木立の中にあるスタジオ。手作り看板が目印

 具体的なモチーフは描かれていないが、街を歩いているときや移動中、「いいな」と目に留まったものに着想。古びた看板や?がれたかけたポスターなど、作者自身も「なぜ引かれるのか説明できない」ものばかり。目で認識したときの印象をそのまま、作為を加えずに絵画に表そうと試みている。

 故・克己さんは、秋田県鹿角市出身で、岩手大教育学部特設美術科を卒業後、県内の高校の教員をしながら油彩、版画などを制作。定年を待たずに、盛岡商高で教職を終えた後は、お気に入りの同アトリエにこもって制作することが多かったという。

 教え子や絵画仲間が盛岡市内で開いた遺作展には約100点の作品が展示されたが、そのほかにも多くの作品が残っている。

 「本当は(作家として)絵一本で生活していきたかったかもしれないし、まだまだやりたかったこともあると思う。

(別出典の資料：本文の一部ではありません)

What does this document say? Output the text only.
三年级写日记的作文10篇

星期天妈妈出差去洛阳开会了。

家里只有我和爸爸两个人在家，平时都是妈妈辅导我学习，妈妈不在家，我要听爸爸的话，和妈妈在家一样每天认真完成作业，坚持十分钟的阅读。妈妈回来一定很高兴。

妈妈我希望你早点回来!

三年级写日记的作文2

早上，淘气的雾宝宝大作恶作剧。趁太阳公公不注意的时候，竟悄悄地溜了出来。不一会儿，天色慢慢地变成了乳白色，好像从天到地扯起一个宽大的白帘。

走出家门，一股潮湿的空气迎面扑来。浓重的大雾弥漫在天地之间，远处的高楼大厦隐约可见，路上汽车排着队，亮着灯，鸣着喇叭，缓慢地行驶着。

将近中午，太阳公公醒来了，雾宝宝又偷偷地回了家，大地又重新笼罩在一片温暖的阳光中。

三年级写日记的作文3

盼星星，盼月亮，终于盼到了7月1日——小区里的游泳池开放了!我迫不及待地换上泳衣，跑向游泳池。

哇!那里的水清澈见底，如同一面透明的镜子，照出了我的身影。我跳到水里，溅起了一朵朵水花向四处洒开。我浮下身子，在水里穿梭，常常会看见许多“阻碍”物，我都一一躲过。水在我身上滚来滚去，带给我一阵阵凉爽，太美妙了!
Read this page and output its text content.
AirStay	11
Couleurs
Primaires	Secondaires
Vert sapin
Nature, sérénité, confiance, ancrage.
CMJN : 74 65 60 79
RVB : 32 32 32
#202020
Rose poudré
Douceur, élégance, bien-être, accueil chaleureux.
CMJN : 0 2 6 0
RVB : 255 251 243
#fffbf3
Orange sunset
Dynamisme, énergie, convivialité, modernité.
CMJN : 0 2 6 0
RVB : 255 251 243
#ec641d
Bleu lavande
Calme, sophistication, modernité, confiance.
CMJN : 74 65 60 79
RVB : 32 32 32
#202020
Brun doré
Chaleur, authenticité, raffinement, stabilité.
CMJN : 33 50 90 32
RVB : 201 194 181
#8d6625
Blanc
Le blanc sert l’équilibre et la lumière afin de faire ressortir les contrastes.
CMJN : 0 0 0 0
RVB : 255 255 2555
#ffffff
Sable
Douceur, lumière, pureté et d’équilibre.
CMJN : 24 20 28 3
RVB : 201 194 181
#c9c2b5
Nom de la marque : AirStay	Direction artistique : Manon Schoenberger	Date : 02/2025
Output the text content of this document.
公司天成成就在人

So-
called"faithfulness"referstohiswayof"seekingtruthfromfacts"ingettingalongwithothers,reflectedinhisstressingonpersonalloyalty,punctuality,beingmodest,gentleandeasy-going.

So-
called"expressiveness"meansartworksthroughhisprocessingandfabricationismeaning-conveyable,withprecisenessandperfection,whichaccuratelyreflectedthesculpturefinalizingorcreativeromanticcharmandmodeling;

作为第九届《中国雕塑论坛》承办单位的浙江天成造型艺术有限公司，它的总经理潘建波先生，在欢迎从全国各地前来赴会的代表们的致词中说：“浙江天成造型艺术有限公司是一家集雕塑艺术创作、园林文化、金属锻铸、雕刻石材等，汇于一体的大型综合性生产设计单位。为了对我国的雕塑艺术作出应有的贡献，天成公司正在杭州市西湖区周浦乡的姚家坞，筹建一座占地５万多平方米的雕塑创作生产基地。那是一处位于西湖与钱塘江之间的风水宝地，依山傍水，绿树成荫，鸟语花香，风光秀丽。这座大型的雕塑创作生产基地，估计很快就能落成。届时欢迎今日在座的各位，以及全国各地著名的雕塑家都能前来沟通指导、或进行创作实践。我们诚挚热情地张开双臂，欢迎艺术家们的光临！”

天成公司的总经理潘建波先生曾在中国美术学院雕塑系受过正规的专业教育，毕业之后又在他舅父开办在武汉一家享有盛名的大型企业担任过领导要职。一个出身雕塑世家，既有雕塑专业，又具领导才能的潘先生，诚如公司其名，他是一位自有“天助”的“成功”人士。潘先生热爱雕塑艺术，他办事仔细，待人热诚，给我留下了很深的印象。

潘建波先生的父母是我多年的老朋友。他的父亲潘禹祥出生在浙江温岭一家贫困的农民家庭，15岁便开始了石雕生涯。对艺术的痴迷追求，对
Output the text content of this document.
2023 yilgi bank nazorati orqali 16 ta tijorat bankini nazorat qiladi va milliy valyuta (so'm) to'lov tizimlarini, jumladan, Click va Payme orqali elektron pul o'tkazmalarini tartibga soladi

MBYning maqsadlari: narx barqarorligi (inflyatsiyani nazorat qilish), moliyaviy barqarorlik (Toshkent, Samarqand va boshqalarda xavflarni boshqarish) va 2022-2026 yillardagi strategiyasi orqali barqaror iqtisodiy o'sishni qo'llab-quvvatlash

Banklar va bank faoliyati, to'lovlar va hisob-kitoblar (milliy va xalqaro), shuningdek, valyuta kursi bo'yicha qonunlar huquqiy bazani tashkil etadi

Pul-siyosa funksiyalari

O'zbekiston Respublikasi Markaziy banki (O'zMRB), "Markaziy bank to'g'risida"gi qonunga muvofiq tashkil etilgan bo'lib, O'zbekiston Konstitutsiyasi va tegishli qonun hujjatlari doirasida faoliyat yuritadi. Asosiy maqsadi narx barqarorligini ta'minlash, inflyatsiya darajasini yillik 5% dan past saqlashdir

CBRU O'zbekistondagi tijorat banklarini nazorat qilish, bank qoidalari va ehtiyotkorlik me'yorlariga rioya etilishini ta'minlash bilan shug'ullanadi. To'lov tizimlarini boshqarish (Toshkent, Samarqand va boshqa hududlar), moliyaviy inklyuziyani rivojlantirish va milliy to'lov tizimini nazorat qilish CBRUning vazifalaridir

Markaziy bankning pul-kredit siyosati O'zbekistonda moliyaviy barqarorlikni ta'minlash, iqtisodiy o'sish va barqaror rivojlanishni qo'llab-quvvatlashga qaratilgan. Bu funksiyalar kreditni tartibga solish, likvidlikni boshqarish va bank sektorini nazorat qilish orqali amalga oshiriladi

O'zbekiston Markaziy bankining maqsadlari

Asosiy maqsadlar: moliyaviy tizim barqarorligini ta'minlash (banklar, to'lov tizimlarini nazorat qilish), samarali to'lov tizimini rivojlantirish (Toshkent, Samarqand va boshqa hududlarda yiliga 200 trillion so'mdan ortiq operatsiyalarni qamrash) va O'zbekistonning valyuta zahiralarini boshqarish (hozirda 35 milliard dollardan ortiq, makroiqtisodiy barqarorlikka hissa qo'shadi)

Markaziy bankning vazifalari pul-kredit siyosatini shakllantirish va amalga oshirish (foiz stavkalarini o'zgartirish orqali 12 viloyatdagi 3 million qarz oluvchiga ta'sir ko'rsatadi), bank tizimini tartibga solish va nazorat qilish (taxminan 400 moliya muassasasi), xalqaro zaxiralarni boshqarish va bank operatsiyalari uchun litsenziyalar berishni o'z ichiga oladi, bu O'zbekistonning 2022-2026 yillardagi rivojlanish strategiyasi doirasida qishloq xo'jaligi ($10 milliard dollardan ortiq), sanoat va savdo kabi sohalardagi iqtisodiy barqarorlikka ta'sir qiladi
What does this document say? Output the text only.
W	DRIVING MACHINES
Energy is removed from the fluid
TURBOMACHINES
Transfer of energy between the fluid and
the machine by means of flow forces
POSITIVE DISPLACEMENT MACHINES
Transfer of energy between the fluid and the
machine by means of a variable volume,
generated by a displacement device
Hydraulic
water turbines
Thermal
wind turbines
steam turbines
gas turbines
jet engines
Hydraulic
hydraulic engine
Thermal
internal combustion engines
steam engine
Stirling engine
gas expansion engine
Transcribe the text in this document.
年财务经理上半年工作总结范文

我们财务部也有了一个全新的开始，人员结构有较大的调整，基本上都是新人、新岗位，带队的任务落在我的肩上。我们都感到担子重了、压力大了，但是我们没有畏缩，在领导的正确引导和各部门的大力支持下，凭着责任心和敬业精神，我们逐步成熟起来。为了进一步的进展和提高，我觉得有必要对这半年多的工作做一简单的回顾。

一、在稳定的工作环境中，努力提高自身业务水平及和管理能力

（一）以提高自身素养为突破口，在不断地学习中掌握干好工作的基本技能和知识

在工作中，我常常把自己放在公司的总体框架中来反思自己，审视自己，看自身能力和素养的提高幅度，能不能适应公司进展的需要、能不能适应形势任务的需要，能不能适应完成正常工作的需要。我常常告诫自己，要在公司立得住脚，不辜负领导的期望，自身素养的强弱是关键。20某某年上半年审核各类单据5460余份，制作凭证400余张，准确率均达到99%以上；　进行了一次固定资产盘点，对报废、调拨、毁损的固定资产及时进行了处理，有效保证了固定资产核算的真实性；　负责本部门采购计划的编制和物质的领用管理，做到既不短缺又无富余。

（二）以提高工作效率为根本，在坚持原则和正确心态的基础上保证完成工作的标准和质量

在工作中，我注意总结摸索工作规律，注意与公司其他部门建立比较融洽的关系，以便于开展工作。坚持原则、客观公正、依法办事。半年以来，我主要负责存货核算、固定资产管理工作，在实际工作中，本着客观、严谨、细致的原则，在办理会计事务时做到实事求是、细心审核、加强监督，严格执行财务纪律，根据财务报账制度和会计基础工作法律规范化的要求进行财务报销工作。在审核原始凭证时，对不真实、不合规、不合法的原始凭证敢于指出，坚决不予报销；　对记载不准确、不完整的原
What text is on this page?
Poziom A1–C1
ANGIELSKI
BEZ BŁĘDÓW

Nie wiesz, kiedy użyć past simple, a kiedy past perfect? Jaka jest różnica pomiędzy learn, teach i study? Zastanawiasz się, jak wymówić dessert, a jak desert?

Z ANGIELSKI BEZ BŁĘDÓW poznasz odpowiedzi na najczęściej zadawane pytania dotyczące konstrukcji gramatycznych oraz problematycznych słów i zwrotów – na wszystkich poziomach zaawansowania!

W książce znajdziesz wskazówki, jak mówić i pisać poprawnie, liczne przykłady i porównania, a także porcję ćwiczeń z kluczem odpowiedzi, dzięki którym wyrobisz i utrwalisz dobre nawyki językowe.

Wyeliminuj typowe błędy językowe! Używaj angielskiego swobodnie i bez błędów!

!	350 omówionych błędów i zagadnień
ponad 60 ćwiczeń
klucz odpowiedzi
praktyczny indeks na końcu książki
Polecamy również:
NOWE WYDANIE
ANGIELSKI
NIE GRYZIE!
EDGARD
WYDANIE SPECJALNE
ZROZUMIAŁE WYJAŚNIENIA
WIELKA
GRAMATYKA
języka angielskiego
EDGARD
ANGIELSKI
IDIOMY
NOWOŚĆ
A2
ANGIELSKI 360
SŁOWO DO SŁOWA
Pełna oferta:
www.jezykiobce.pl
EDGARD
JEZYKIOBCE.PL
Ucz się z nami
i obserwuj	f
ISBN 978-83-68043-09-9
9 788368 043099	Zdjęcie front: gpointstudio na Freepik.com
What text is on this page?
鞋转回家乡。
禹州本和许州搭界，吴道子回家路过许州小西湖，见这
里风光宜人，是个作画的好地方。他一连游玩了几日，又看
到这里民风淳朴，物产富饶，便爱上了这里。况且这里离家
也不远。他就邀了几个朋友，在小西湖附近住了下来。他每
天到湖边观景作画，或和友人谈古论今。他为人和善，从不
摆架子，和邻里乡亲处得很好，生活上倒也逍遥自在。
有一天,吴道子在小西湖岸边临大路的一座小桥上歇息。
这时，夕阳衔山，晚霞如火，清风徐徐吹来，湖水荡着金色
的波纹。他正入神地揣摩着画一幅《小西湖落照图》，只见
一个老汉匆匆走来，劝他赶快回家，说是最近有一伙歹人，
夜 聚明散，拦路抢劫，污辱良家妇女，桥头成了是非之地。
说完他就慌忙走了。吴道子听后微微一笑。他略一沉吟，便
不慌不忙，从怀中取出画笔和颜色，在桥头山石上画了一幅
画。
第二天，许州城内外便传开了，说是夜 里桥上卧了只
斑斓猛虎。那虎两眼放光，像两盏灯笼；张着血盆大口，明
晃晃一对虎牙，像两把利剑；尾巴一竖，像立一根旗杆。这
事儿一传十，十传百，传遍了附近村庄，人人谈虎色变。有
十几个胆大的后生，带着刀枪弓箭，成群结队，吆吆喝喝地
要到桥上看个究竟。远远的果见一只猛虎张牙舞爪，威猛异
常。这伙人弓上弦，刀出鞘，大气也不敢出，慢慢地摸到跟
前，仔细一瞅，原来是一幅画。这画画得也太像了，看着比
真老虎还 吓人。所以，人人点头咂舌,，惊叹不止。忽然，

もともとは父のアトリエなので、教え子の方々や多くの皆さんに残された作品を見ていただく機会も作りたい」と話す。

 同スタジオでは今後、要望があれば地元作家らの作品も展示していく考え。盛岡市内からは車で45分ほどの距離があるが、周囲の自然環境を生かした企画も考えていきたいという。

 同スタジオは、松尾寄木1の558の3。午前11時から午後5時(木曜は同4時まで)、月・火曜日定休。電話080―8205―1562。